E' un'iniziativa necessaria e al passo coi tempi.
Eccone i punti salienti:
1. PATTI DI SOLIDARIETA'
L'asse portante è costituito dai Pacs, i patti civili di solidarietà. I Pacs, ispirati alla legislazione francese, sono accordi tra due persone di sesso diverso o dello stesso sesso stipulati per regolare i rapporti personali e patrimoniali della loro vita in comune. La proposta di legge prevede anche le unioni di fatto, definite come "la convivenza stabile e continuativa tra due persone di sesso diverso o dello stesso sesso, che conducono una vita di coppia".
2. SEPARATI E STRANIERI
La legge regola anche i soggetti che possono o meno contrarre un Pacs. Ad esempio è escluso dai patti chi è vincolato da un precedente matrimonio o patto civile di solidarietà.
Inoltre si introducono nuove norme che riguardano l'assistenza sanitaria o penitenziaria. Ci sono, poi, specifiche norme nel caso in cui uno dei due contraenti sia un cittadino straniero.
3. DIRITTI ESTESI
La proposta punta ad estendere anche alle coppie di conviventi alcuni istituti previsti per il matrimonio.
Per esempio la successione nel contratto di locazione, la possibilità di prendere decisioni nel caso di malattia del partner.
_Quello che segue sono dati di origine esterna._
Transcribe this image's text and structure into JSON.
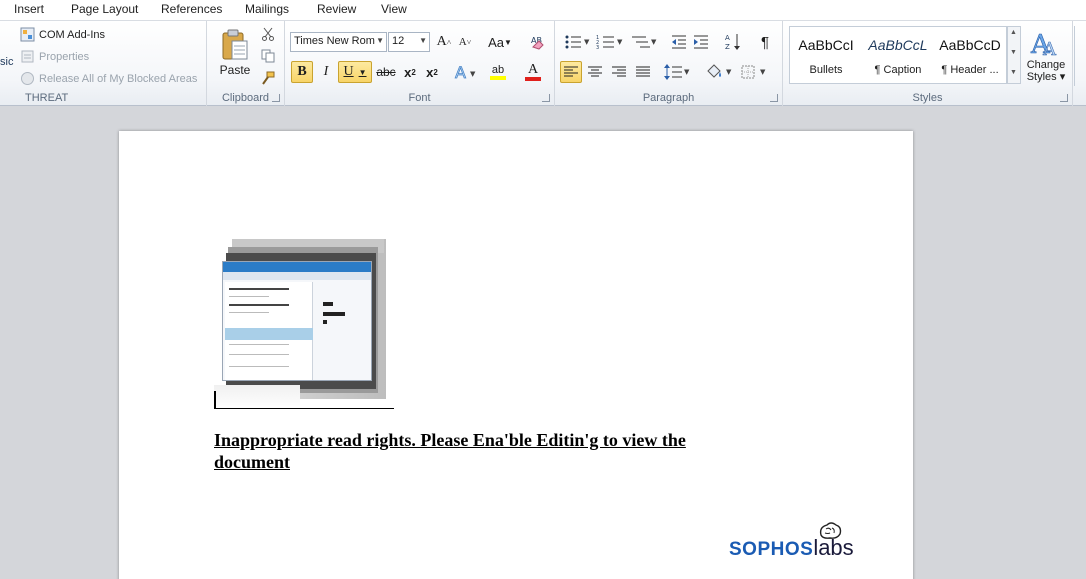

Oppure, ancora, la disciplina fiscale e previdenziale o gli assegni di sostentamento sono estesi di diritto alle persone legate da un Pacs iscritto nel registro dello stato civile che sia stato stipulato da almeno due anni.
4. I LIMITI DEL PACS
Il sistema è regolato da una serie di norme che specificano le condizioni in cui possono essere sottoscritti i Pacs. Ad esempio, devono avere forma scritta ed essere redatti davanti ad un ufficiale dello Stato che provvederà a trascriverlo nei registri dello stato civile. Viene sciolto automaticamente in caso di morte o di matrimonio di uno dei contraenti. In caso di scioglimento la norma regola anche l'affidamento di figli minori o l'assegnazione della casa familiare.